It is not worth the while to go round the world to count the cats in Zanzibar.

This statement from the “Conclusion” of Walden illustrates another debt on Thoreau’s part to the American Transcendentalist school of his philosophical mentor, Ralph Waldo Emerson. In Emerson’s influential essay “Self-Reliance,” which Thoreau’s Walden project could be said to put into practice, Emerson makes the assertion that “travel is a fool’s paradise,” and that it is far more useful to change one’s soul than to change one’s landscape. The fool who thinks that his life will change on a trip to Europe is shocked and disappointed to discover, after unpacking his suitcase on arrival, that he is still in the same tedious company of himself. For Emerson the futility of travel is simply a consequence of his belief in the centrality of the self—the depth and health of the soul—in all human affairs.

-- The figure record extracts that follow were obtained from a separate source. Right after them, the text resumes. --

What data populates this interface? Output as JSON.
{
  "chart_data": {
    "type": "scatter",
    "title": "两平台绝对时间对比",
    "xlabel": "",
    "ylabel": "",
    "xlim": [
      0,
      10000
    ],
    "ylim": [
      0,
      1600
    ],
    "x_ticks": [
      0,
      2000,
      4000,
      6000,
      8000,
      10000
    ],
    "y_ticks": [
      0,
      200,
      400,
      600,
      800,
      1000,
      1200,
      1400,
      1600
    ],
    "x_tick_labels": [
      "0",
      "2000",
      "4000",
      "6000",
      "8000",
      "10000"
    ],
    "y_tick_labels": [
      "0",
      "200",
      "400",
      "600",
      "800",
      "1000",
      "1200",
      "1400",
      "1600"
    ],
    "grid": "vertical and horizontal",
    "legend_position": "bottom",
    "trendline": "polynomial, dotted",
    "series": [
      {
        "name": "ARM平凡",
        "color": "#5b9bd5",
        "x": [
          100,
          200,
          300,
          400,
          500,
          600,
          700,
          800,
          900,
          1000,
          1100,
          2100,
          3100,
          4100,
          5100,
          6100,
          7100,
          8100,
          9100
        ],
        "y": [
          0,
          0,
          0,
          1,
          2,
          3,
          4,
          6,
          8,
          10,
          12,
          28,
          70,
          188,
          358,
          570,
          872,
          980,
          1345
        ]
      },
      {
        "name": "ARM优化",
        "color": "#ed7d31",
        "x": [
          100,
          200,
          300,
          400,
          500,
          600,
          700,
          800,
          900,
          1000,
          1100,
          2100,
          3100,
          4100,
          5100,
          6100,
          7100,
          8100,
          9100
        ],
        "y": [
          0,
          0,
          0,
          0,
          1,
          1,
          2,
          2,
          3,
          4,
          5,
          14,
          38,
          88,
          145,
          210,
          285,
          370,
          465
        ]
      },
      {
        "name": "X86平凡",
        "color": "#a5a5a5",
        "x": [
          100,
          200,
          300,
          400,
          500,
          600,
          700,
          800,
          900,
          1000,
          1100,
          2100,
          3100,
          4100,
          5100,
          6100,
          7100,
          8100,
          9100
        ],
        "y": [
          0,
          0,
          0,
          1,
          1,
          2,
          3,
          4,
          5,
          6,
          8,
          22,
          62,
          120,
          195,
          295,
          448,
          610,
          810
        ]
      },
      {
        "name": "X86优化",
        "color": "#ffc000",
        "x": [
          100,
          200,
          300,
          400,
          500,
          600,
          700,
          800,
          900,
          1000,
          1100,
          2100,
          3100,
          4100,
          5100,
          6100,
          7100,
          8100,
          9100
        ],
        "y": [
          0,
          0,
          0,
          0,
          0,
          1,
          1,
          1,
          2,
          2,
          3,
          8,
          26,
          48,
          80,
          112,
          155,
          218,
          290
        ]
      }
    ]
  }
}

Thoreau inherits this same belief, downgrading the usual glamour of international travel (in this case to Zanzibar, off the coast of East Africa) with the ridiculous enterprise of counting felines. The point of this mockery is to point to a better alternative to African voyages. As he intimates earlier when he ironically notes that he has traveled a lot in Concord, Thoreau insists that the most valuable kind of travel occurs without leaving one’s hometown: the inward voyage of soul-searching.